# Exercise 6A - Running EnergyPlus in Parallel

Introduced in Tutorial 6

In Exercise 5B, parallelization using the multiprocessing tool was demonstrated

In Exercise 5C, it was shown how to run a simulation software through the command line and how to edit the idf input file.

In this exercise we will combine the two exercise and learn how to run EnergyPlus in parallel.


### Colour codes

<span style="color:orange;"> Orange text is for emphasis and definitions </span>

<span style="color:lime;"> Green text is for tasks to be completed by the student </span>

<span style="color:dodgerblue;"> Blue text is for Python coding tricks and references </span>

## Load all the necessary Python packages
All packages should work with Conda environment if installed on your machine. Otherwise all necessary packages can be installed in a virtual environment (.venv) in VS Code using: Ctrl+Shift+P > Python: Create Environment > Venv > Python 3.12.x > requirements.txt

In [None]:
import matplotlib.pyplot as plt
from multiprocessing import Pool
import os
import pandas as pd
from pathlib import Path
import time
from src.runEnergyPlus import run_energyPlus
from src.runEnergyPlus6A import run_energyPlus_6A


## 1. Getting Started
### 1.1 Enter the general parameters for this run.
<span style="color:lime;"> These should be the same from Exercise 5C. Ensure they are correct</span>


In [None]:
# Enter a save name for this run
saveName = "Exercise_6A"

# Enter the path to the directory with your EnergyPlus executable. Enter the full path separated by commas.
#NOTE: Need to use Pathlib:Path to enter the absolute path to avoid issues cross-platform compatibility issues.
#NOTE: Enter each sub-directory as a tuple separated by commas. Note special characters required for drive letters

ep_dir = Path("c:\\", "EnergyPlusV25-1-0") # Example For Windows

# The weather file to be used for this batch of simulations. This file should be located in the src/weatherData/ directory.
weatherFile = "GBR_ENG_London.Wea.Ctr-St.James.Park.037700_TMYx.2009-2023.epw"

# The baseline file to be used for this simulation. This file should be located in the idfs/ directory
idf_file = "1-storey_Example6A.idf"

# The parameters file to be used as part of this simulation
parameters_file = None

# The maximum number of simulations to be run
n_simulations = None

This step creates the full paths for the energyPlus directory, idf file, and weather file and confirms they all exist.
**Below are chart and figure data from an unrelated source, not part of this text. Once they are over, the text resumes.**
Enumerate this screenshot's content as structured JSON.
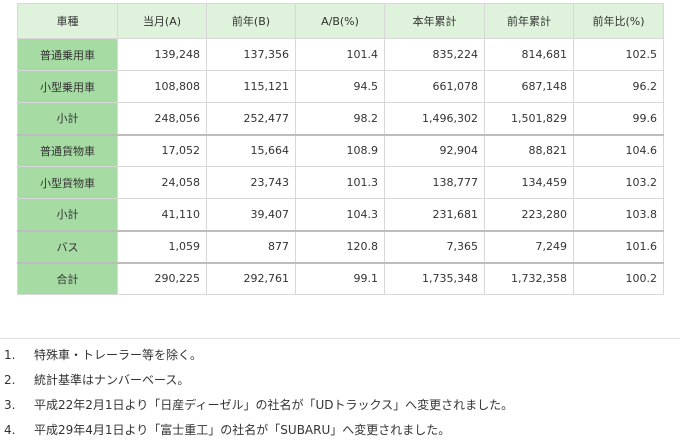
{
  "table": {
    "headers": [
      "車種",
      "当月(A)",
      "前年(B)",
      "A/B(%)",
      "本年累計",
      "前年累計",
      "前年比(%)"
    ],
    "rows": [
      {
        "label": "普通乗用車",
        "cells": [
          "139,248",
          "137,356",
          "101.4",
          "835,224",
          "814,681",
          "102.5"
        ]
      },
      {
        "label": "小型乗用車",
        "cells": [
          "108,808",
          "115,121",
          "94.5",
          "661,078",
          "687,148",
          "96.2"
        ]
      },
      {
        "label": "小計",
        "cells": [
          "248,056",
          "252,477",
          "98.2",
          "1,496,302",
          "1,501,829",
          "99.6"
        ]
      },
      {
        "label": "普通貨物車",
        "cells": [
          "17,052",
          "15,664",
          "108.9",
          "92,904",
          "88,821",
          "104.6"
        ]
      },
      {
        "label": "小型貨物車",
        "cells": [
          "24,058",
          "23,743",
          "101.3",
          "138,777",
          "134,459",
          "103.2"
        ]
      },
      {
        "label": "小計",
        "cells": [
          "41,110",
          "39,407",
          "104.3",
          "231,681",
          "223,280",
          "103.8"
        ]
      },
      {
        "label": "バス",
        "cells": [
          "1,059",
          "877",
          "120.8",
          "7,365",
          "7,249",
          "101.6"
        ]
      },
      {
        "label": "合計",
        "cells": [
          "290,225",
          "292,761",
          "99.1",
          "1,735,348",
          "1,732,358",
          "100.2"
        ]
      }
    ]
  },
  "notes": [
    {
      "num": "1.",
      "text": "特殊車・トレーラー等を除く。"
    },
    {
      "num": "2.",
      "text": "統計基準はナンバーベース。"
    },
    {
      "num": "3.",
      "text": "平成22年2月1日より「日産ディーゼル」の社名が「UDトラックス」へ変更されました。"
    },
    {
      "num": "4.",
      "text": "平成29年4月1日より「富士重工」の社名が「SUBARU」へ変更されました。"
    }
  ],
  "colors": {
    "header_bg": "#dff2dc",
    "row_label_bg": "#a6dca3",
    "border": "#d8d8d8",
    "group_border": "#bdbdbd",
    "text": "#333333"
  }
}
Else an exception will be created.

In [None]:
idf_path = Path("idfs", idf_file)
weather_file_path = Path("weatherData", weatherFile)

if not ep_dir.exists():
    raise Exception (f"Could not find energyPlus executable at {ep_dir}.")
if not idf_path.exists():
    raise Exception (f"Could not find idf_file at {idf_path}.")
if not weather_file_path.exists():
    raise Exception (f"Could not find weather_file at {weather_file_path}.")

print (f"The EnergyPlus directory is: {ep_dir}.")
print (f"The baseline idf file is: {idf_path}.")
print (f"The weather file is: {weather_file_path}.")
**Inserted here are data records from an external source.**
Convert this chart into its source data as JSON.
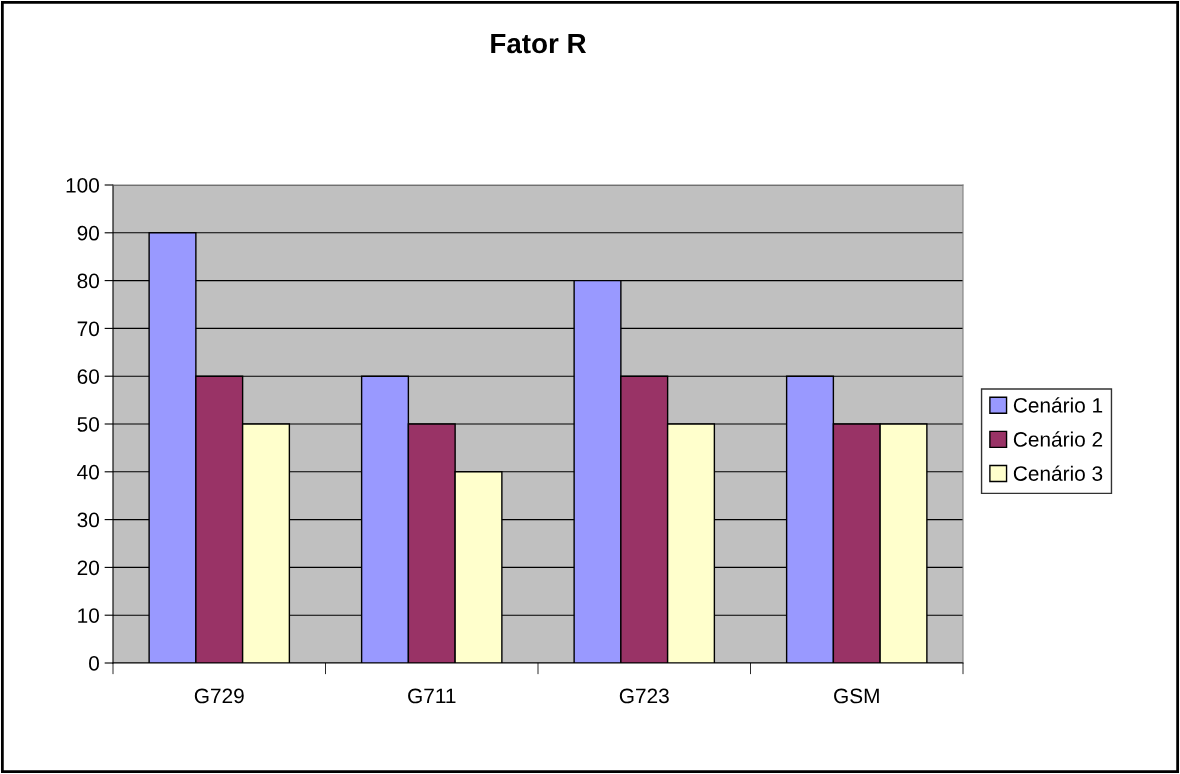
{
  "chart_data": {
    "type": "bar",
    "title": "Fator R",
    "categories": [
      "G729",
      "G711",
      "G723",
      "GSM"
    ],
    "series": [
      {
        "name": "Cenário 1",
        "color": "#9999ff",
        "values": [
          90,
          60,
          80,
          60
        ]
      },
      {
        "name": "Cenário 2",
        "color": "#993366",
        "values": [
          60,
          50,
          60,
          50
        ]
      },
      {
        "name": "Cenário 3",
        "color": "#ffffcc",
        "values": [
          50,
          40,
          50,
          50
        ]
      }
    ],
    "ylim": [
      0,
      100
    ],
    "yticks": [
      0,
      10,
      20,
      30,
      40,
      50,
      60,
      70,
      80,
      90,
      100
    ],
    "grid": "y",
    "legend": "right"
  }
}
## 2. EnergyPlus in Parallel

In this example, we will begin with the same problem from Step 4.2 of the previous exercise. We want to vary the wall insulation thickness from 1mm to 300mm. But instead of a for loop, we will use parallelization.
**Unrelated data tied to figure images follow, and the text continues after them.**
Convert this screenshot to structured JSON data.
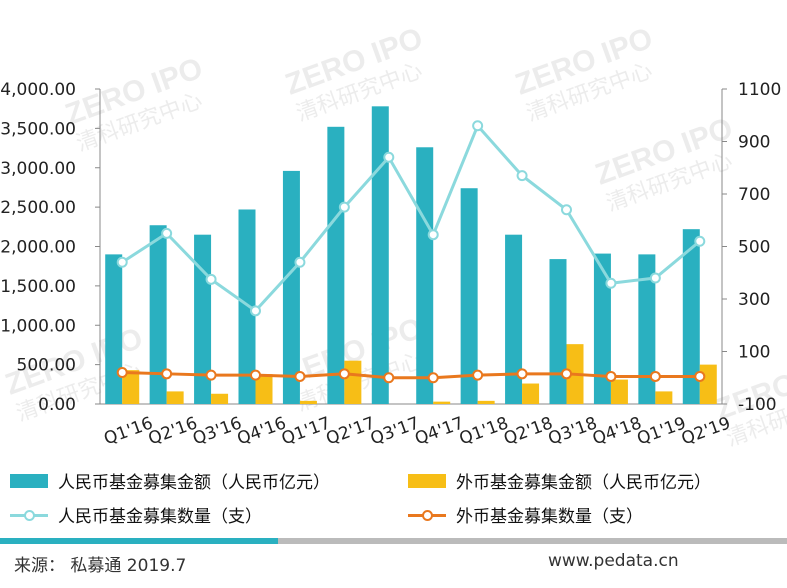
{
  "chart_data": {
    "type": "bar",
    "categories": [
      "Q1'16",
      "Q2'16",
      "Q3'16",
      "Q4'16",
      "Q1'17",
      "Q2'17",
      "Q3'17",
      "Q4'17",
      "Q1'18",
      "Q2'18",
      "Q3'18",
      "Q4'18",
      "Q1'19",
      "Q2'19"
    ],
    "series": [
      {
        "name": "人民币基金募集金额（人民币亿元）",
        "type": "bar",
        "axis": "left",
        "color": "#2ab0c0",
        "values": [
          1900,
          2270,
          2150,
          2470,
          2960,
          3520,
          3780,
          3260,
          2740,
          2150,
          1840,
          1910,
          1900,
          2220
        ]
      },
      {
        "name": "外币基金募集金额（人民币亿元）",
        "type": "bar",
        "axis": "left",
        "color": "#f7be16",
        "values": [
          430,
          160,
          130,
          380,
          40,
          550,
          0,
          30,
          40,
          260,
          760,
          310,
          160,
          500
        ]
      },
      {
        "name": "人民币基金募集数量（支）",
        "type": "line",
        "axis": "right",
        "color": "#8bd9dd",
        "values": [
          440,
          550,
          375,
          255,
          440,
          650,
          840,
          545,
          960,
          770,
          640,
          360,
          380,
          520
        ]
      },
      {
        "name": "外币基金募集数量（支）",
        "type": "line",
        "axis": "right",
        "color": "#e9781e",
        "values": [
          20,
          15,
          10,
          10,
          5,
          15,
          0,
          0,
          10,
          15,
          15,
          5,
          5,
          5
        ]
      }
    ],
    "left_axis": {
      "min": 0,
      "max": 4000,
      "ticks": [
        "0.00",
        "500.00",
        "1,000.00",
        "1,500.00",
        "2,000.00",
        "2,500.00",
        "3,000.00",
        "3,500.00",
        "4,000.00"
      ]
    },
    "right_axis": {
      "min": -100,
      "max": 1100,
      "ticks": [
        "-100",
        "100",
        "300",
        "500",
        "700",
        "900",
        "1100"
      ]
    },
    "title": "",
    "xlabel": "",
    "ylabel": "",
    "legend_position": "bottom",
    "grid": false
  },
  "watermark": {
    "brand": "ZERO IPO",
    "sub": "清科研究中心"
  },
  "footer": {
    "source": "来源：  私募通 2019.7",
    "website": "www.pedata.cn"
  },
  "colors": {
    "teal_bar": "#2ab0c0",
    "yellow_bar": "#f7be16",
    "teal_line": "#8bd9dd",
    "orange_line": "#e9781e",
    "footer_teal": "#2ab0c0",
    "footer_gray": "#bbbbbb"
  }
}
## 2.1 runEnergyPlus function

To run a program using multiprocessing.pool in Jupyter, we must put the necessary code in a function in a separate .py file. This is located in *src/runEnergyPlus6A*. This function dos the search and replace, and running of energyPlus shown in the previous example, and collects the results.

<span style="color:lime;"> Open that function in VS Code to see how it works. The code should be familiar to you from the previous exercise.</span>

<span style="color:dodgerblue;"> Note that there is another more extensive runEnergyPlus.py file which we will use later in this example and for the remainder of this course. </span>



## 2.2 Setting up the parallelization
Before running the simulations in parallel, we need to set everything up.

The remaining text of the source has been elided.